Unsafe at any speed?
Tuesday, 9. February 2010, 16:26:18
Winter's a good time for reading, n'est ce pas? One of the best things I've read in recent months was Patrick French's brilliant biography of V.S. Naipaul. Its title comes from the classic first line of Naipual's "Congo" novel, "A Bend in the River":
"The world is what it is, and men who are nothing, who allow themselves to become nothing, have no place in it."
A harsh epigram from an often-heartless author, but representative of Naipaul's ethos. French's book is "authorized," meaning (in a peculiar sense) that it was written with the approval and the co-operation of its subject, who seems to be as unsparing and unsentimental about himself as he is about others.
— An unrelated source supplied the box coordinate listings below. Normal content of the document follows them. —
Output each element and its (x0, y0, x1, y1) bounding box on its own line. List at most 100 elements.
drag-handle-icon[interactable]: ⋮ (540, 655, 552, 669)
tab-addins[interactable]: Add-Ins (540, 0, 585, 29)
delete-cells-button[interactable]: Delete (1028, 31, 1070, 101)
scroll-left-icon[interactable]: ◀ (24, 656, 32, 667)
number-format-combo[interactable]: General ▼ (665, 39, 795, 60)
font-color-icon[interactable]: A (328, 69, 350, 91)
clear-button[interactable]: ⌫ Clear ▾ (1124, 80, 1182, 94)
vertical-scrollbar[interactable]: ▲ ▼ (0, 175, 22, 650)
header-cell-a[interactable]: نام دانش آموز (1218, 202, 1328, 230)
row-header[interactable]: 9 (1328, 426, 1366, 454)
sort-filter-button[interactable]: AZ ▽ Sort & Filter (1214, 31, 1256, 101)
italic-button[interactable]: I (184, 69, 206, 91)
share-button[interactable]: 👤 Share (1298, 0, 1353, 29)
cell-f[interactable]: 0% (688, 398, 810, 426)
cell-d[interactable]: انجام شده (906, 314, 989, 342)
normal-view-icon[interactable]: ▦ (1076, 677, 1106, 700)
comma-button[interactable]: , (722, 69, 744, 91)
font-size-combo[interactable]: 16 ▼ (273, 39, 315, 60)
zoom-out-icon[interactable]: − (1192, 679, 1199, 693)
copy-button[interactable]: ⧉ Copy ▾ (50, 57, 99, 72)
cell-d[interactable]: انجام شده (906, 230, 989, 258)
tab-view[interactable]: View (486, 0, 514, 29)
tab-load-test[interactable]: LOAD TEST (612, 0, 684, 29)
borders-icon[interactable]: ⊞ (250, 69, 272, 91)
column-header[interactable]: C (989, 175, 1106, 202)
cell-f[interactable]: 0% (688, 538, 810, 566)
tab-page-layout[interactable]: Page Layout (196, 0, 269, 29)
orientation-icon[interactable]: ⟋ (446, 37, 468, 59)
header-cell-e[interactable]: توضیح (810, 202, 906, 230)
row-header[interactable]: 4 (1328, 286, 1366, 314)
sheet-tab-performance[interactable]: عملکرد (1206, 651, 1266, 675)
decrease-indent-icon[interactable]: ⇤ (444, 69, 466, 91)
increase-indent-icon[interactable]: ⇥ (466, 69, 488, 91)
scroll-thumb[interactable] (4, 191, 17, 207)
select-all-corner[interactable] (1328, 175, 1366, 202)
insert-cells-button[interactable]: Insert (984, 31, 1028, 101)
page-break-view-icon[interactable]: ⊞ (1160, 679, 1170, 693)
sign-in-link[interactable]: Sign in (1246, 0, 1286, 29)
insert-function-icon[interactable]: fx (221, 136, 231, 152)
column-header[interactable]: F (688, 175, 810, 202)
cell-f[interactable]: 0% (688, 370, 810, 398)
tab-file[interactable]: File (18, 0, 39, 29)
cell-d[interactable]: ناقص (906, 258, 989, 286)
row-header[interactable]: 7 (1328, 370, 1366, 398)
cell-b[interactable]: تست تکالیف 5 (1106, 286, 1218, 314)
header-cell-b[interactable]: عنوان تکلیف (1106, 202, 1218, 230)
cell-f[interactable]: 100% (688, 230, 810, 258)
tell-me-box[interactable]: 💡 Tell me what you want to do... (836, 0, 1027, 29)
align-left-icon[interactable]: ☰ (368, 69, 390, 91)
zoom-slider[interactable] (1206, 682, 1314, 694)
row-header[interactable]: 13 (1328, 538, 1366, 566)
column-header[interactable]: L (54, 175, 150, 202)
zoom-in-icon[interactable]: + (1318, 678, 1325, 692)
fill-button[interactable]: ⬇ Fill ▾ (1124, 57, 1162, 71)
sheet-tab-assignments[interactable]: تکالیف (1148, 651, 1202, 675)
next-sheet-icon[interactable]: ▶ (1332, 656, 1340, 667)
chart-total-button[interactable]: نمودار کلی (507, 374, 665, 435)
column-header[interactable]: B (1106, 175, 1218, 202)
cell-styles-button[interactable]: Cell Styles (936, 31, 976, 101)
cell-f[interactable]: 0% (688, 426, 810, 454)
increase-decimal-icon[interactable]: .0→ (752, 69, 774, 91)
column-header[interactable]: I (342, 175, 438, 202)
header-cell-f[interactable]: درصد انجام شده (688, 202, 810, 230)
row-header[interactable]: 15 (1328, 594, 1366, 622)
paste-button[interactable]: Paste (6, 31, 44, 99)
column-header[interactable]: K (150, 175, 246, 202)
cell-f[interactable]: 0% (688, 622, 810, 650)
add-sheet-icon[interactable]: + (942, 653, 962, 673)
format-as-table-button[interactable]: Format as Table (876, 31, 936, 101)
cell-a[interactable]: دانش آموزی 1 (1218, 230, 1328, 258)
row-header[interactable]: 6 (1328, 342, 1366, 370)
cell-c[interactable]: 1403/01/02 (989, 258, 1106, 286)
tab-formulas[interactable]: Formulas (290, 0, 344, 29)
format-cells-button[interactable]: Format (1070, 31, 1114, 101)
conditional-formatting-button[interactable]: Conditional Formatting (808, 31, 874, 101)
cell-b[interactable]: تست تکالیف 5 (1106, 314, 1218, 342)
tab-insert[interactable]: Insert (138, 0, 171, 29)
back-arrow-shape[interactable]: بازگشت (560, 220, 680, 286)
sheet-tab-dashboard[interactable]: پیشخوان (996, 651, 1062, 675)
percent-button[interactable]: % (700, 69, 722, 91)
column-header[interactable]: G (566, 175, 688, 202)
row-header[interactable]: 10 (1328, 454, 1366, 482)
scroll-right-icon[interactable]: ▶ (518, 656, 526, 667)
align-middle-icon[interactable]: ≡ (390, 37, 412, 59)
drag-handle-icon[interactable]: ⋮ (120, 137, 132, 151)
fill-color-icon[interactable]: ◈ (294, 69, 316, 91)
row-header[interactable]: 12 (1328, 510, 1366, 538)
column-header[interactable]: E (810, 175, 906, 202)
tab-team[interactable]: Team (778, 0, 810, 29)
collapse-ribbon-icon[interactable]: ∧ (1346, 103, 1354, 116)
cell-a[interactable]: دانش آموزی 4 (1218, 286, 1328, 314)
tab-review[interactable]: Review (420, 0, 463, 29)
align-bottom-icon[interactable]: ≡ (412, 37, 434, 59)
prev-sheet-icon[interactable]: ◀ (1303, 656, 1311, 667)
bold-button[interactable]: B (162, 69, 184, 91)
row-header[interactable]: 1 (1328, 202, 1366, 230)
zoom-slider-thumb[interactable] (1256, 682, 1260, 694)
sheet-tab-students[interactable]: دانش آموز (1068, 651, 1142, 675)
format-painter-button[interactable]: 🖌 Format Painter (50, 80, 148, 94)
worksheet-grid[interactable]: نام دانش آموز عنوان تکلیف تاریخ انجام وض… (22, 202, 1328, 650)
This biography is well-written, but what really lingers in my memory is the extraordinary emotional cruelty of Naipaul himself. Reading about his savage narcissism and his vampiric devastation of the women who sustained him, one doesn't know whether to laugh or cry. Of course, these women - his first wife Pat, and his long term (25 year!) mistress Margarita - allowed him to get away with it. Famous authors can indeed be bastards - just ask Sonia Tolstoy. (By the way, I hope that the Tolstoy movie, "The Last Station," with "golden age" performances by Helen Mirren and Christopher Plummer, finally makes it way to Iron Harbor.)